Rostropovich, la herencia de un maestro
En la muerte del superdotado violoncellista y extraordinario director de orquesta
3 mayo, 2007 02:00Rostropovich, en el concierto que dedicó en 1998 al premio Nobel Alexander Solzhenitsyn por su 80 cumpleaños. Foto: Yuri Kochetkov
Mstislav Rostropovich, Príncipe de Asturias de la Concordia en 1997, fue además de un violoncellista superdotado y un extraordinario director de orquesta, un defensor de los derechos humanos. Tras su muerte, El Cultural repasa su infatigable vida, haciendo especial hincapié en su apasionante legado artístico.
Ese título de defensor de derechos humanos fue explotado por el músico, que se labró una cierta imagen de mártir y sufridor. Aparecía siempre rodeado de una aureola, hábilmente manejada por los medios de comunicación occidentales, que ensalzaban su categoría de disidente como rasgo más importante de su personalidad, dejando a un lado aspectos relacionados con su verdadera relevancia como músico, violoncellista y director de orquesta.

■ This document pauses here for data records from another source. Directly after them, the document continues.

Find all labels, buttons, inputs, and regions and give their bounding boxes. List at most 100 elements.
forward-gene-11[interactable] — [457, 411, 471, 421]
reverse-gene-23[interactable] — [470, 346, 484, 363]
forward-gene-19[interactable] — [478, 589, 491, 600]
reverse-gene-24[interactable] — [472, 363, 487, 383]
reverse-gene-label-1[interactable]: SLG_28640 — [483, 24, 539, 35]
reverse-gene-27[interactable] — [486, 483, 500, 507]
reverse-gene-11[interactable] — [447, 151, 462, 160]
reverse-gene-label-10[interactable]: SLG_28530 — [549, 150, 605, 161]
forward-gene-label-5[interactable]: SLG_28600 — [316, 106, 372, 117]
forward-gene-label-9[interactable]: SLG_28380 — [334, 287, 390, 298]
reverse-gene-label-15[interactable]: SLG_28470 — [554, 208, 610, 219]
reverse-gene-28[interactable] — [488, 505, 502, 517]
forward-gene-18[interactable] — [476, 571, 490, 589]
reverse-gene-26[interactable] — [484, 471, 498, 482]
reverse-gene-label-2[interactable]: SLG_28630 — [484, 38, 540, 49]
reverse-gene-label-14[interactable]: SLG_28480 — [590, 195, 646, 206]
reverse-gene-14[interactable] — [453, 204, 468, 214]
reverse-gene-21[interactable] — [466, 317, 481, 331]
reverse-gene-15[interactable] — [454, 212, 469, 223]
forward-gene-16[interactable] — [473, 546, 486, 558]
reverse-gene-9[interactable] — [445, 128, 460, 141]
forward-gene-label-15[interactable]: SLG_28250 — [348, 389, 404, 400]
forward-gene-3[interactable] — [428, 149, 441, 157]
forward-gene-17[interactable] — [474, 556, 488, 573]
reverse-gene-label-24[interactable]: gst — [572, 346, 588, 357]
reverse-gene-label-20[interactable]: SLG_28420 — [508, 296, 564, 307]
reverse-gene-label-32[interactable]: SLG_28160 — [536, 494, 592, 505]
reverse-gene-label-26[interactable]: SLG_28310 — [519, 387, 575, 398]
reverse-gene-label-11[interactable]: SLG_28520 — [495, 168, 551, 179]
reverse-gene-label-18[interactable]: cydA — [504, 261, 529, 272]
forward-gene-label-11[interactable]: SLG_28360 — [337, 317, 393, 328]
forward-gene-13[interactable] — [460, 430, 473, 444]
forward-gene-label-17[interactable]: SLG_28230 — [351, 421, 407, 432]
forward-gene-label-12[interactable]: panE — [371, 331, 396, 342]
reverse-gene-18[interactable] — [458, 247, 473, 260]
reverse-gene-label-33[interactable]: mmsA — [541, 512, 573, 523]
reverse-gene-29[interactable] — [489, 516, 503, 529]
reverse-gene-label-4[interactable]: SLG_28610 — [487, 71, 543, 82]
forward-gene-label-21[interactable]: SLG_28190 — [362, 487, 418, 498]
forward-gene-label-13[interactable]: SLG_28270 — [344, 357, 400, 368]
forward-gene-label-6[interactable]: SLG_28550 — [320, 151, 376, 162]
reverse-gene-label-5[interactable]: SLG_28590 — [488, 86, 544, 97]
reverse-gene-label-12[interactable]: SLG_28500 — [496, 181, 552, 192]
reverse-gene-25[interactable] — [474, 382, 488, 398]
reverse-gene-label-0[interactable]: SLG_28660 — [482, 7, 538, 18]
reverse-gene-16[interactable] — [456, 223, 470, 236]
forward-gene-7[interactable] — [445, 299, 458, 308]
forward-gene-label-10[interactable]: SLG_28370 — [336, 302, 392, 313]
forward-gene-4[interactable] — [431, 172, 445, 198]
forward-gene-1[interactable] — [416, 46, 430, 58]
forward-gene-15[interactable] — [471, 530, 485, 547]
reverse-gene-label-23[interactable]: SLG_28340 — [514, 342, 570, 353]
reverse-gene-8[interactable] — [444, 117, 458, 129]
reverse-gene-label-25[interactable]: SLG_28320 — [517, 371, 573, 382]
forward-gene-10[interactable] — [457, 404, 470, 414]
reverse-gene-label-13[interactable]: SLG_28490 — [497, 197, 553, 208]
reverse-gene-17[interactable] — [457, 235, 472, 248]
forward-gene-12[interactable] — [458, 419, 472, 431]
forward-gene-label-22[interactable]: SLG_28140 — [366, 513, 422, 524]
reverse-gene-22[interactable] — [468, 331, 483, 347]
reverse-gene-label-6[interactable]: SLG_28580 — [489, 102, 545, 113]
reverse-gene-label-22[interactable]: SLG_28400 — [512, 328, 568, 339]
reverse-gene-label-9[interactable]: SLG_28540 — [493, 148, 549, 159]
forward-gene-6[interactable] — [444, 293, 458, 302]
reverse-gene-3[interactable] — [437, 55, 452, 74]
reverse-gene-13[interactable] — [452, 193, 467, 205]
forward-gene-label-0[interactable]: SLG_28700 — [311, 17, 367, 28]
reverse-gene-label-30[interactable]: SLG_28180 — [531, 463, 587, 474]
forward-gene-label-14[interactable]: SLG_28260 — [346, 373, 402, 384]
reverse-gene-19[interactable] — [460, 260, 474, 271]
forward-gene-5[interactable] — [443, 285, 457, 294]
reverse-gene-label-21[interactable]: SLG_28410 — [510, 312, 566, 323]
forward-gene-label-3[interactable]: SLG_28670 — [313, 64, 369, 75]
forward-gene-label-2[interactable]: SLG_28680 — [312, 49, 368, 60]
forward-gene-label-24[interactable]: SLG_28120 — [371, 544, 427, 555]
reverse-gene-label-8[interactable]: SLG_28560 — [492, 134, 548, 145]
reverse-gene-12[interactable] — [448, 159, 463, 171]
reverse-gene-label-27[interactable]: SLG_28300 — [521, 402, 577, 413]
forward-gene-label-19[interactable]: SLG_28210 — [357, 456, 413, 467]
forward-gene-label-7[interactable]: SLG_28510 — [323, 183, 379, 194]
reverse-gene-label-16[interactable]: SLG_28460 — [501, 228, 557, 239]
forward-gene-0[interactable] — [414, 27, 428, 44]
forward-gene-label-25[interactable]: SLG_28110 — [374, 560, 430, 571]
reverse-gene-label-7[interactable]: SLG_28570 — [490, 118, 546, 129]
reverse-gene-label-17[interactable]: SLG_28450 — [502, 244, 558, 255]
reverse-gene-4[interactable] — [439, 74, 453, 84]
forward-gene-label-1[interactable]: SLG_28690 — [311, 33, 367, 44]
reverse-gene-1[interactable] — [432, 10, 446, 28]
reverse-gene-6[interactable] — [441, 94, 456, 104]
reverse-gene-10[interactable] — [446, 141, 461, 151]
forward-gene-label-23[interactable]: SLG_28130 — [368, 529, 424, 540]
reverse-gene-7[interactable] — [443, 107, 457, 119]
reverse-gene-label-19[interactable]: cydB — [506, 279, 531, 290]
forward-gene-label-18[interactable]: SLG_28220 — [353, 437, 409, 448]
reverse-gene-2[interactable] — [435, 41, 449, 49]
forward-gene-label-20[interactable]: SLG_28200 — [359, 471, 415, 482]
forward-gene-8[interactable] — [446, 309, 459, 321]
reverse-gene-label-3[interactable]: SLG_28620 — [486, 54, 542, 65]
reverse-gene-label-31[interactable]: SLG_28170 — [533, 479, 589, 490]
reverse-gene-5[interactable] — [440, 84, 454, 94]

Rostropovich nació en Bakú en 1927, en el seno de una familia musical. Con sólo diez años consiguió dominar el arco. Entre 1937 y 1948, estudió en el Conservatorio de Moscú piano, cello, dirección y composición con Shebalin, Kozolupov y Shostakovich. Entre 1945 y 1949, recibió varios premios que lo catapultaron hacia un estrellato aún restringido a su inmenso país. Fue un superdotado para el violoncello.

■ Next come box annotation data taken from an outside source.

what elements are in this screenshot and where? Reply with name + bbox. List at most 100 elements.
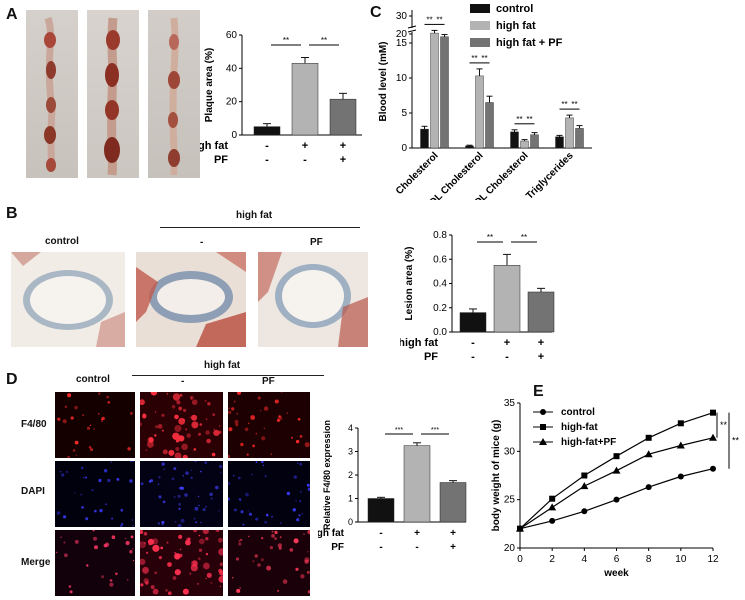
panel-label-d: D: [6, 371, 18, 388]
treatment-mark: +: [414, 528, 420, 539]
x-tick-label: 12: [707, 554, 719, 565]
significance-label: **: [487, 233, 493, 242]
y-tick-label: 35: [504, 398, 516, 409]
legend-label: control: [496, 3, 533, 15]
f480-high-fat-image: [140, 392, 223, 458]
y-tick-label: 25: [504, 495, 516, 506]
d-row-dapi: DAPI: [21, 486, 45, 497]
f480-control-image: [55, 392, 135, 458]
legend-label: high fat: [496, 20, 536, 32]
bar-high-fat: [520, 140, 529, 149]
series-line-high-fat-PF: [519, 437, 714, 530]
y-tick-label: 5: [401, 108, 407, 119]
series-point-high-fat: [677, 420, 684, 427]
bar-high-fat-pf: [527, 291, 555, 333]
treatment-mark: +: [340, 140, 346, 152]
fluorescence-texture: [228, 461, 310, 526]
axis-break-mark: [407, 29, 417, 33]
y-tick-label: 30: [504, 446, 516, 457]
x-tick-label: 4: [582, 554, 588, 565]
treatment-mark: +: [302, 140, 308, 152]
f480-expression-chart: 0 1 2 3 4 Relative F4/80 expression *** *** high…: [318, 420, 467, 553]
treatment-mark: -: [379, 542, 382, 553]
y-tick-label: 15: [396, 38, 408, 49]
significance-label: **: [561, 100, 567, 109]
aorta-photo-high-fat: [87, 10, 139, 178]
treatment-label: PF: [424, 351, 438, 363]
treatment-mark: +: [340, 154, 346, 166]
legend-label: high-fat+PF: [561, 437, 616, 448]
y-axis-label: body weight of mice (g): [491, 420, 502, 532]
body-weight-chart: 20 25 30 35 0 2 4 6 8 10 12 week body weight of mice…: [491, 398, 740, 579]
bar-high-fat-PF: [530, 134, 539, 149]
panel-label-c: C: [370, 4, 382, 21]
legend-label: control: [561, 407, 595, 418]
legend-marker: [540, 424, 546, 430]
y-tick-label: 0.0: [433, 327, 447, 338]
dapi-high-fat-pf-image: [228, 461, 310, 527]
d-label-minus: -: [181, 376, 185, 387]
x-tick-label: 2: [549, 554, 555, 565]
series-point-high-fat: [710, 409, 716, 416]
series-point-high-fat-PF: [548, 503, 557, 511]
y-tick-label: 3: [348, 447, 353, 457]
histology-high-fat: [136, 252, 246, 347]
y-tick-label: 0: [348, 517, 353, 527]
fluorescence-texture: [55, 530, 135, 594]
panel-label-b: B: [6, 205, 18, 222]
y-tick-label: 0: [231, 130, 237, 141]
y-tick-label: 0.4: [433, 279, 447, 290]
y-axis-label: Plaque area (%): [204, 48, 215, 122]
treatment-mark: -: [265, 140, 269, 152]
y-tick-label: 40: [226, 63, 238, 74]
dapi-control-image: [55, 461, 135, 527]
x-tick-label: Triglycerides: [524, 150, 576, 200]
lesion-area-chart: 0.0 0.2 0.4 0.6 0.8 Lesion area (%) ** ** high f…: [400, 230, 555, 363]
series-point-control: [613, 496, 620, 503]
significance-label: **: [283, 36, 289, 45]
f480-high-fat-pf-image: [228, 392, 310, 458]
merge-high-fat-image: [140, 530, 223, 596]
significance-label: **: [516, 115, 522, 124]
significance-label: **: [321, 36, 327, 45]
series-point-high-fat-PF: [516, 524, 524, 532]
series-point-high-fat-PF: [709, 433, 717, 441]
y-tick-label: 1: [348, 494, 353, 504]
b-label-control: control: [45, 236, 79, 247]
series-point-high-fat-PF: [612, 466, 621, 474]
fluorescence-texture: [140, 530, 223, 595]
series-point-high-fat-PF: [644, 450, 653, 458]
series-point-control: [677, 473, 684, 480]
bar-control: [555, 136, 564, 149]
bar-control: [420, 128, 429, 149]
y-tick-label: 20: [396, 29, 408, 40]
y-tick-label: 0.8: [433, 230, 447, 241]
bar-high-fat: [291, 63, 319, 136]
d-label-high-fat: high fat: [204, 360, 241, 371]
y-tick-label: 30: [396, 11, 408, 22]
treatment-mark: -: [265, 154, 269, 166]
y-tick-label: 4: [348, 423, 353, 433]
significance-label: ***: [395, 427, 403, 434]
d-label-pf: PF: [262, 376, 275, 387]
significance-label: **: [471, 54, 477, 63]
b-label-pf: PF: [310, 237, 323, 248]
significance-label: **: [720, 420, 728, 430]
bar-high-fat-PF: [575, 128, 584, 149]
x-tick-label: 8: [646, 554, 652, 565]
legend-swatch: [470, 4, 490, 13]
treatment-mark: +: [450, 528, 456, 539]
legend-label: high fat + PF: [496, 37, 563, 49]
treatment-mark: -: [303, 154, 307, 166]
treatment-mark: -: [505, 351, 509, 363]
series-point-high-fat: [645, 434, 652, 441]
y-tick-label: 0: [401, 143, 407, 154]
panel-label-e: E: [533, 383, 544, 400]
y-axis-label: Relative F4/80 expression: [322, 420, 332, 530]
treatment-label: PF: [331, 542, 344, 553]
b-label-minus: -: [200, 237, 204, 248]
bar-high-fat-PF: [440, 36, 449, 149]
treatment-mark: -: [471, 337, 475, 349]
x-tick-label: 10: [675, 554, 687, 565]
treatment-mark: -: [415, 542, 418, 553]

Sus brazos amplios, manos robustas y dedos ágiles le otorgaban una fortaleza singular que comunicaba al instrumento con un vigor y apasionamiento sensacionales. Su técnica, infalible en sus buenos tiempos, no parecía conocer límites al servirse de un mecanismo de extraordinaria precisión, manejado con una intensidad y expresividad a veces forzadas y exageradas que alcanzaban unas gradaciones emocionales altisonantes. Sin embargo, en figuraciones rápidas y pasajes delicados, logró efectos instrumentales muy atractivos, como en las "suites" de Bach, en las que podía discutirse la aplicación de una sonoridad poco fina y de una acentuación romántica fuera de lugar.

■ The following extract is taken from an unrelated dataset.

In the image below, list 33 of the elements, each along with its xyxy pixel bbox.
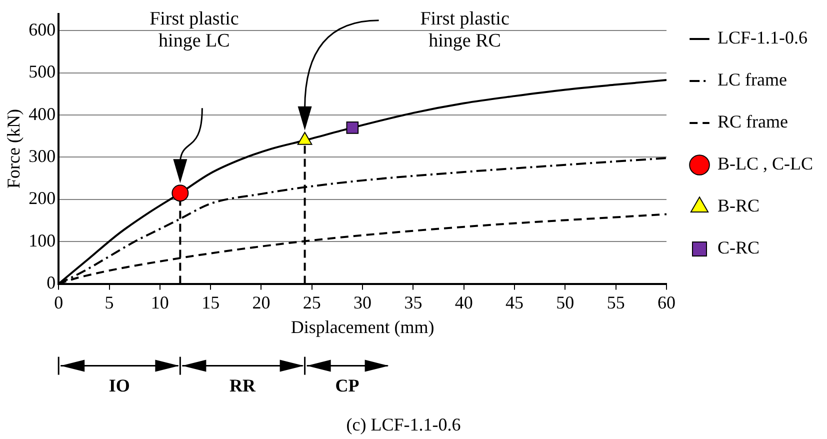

El sanguíneo temperamento rebosaba en cualquier interpretación de Rostropovich, siempre entregado, lanzado, hiperexpresivo y penetrante en los entresijos de las partituras, que podían quedar tocadas por la magnificencia de los fuegos de artificio, como el más conocido de los conciertos de Haydn, o por la calidez y calidad de un fraseo pleno y redondo, como pasaba en el concierto de Dvorák. Al empuñar la batuta sucedía lo mismo y las orquestas se amoldaban a su irresistible emocionalidad, en la que había que adivinarle los movimientos.
No se planteaba exquisiteces, ni matices excesivas, más bien solía tirar, con un movimiento circular de batuta, por la calle de en medio. Cuando lograba imantar al instrumentista, entonces, aún sin obtener un sonido refinado, extraía lo mejor de cada pentagrama y aparecían interpretaciones de altura, no siempre cohesionadas, pero impactantes.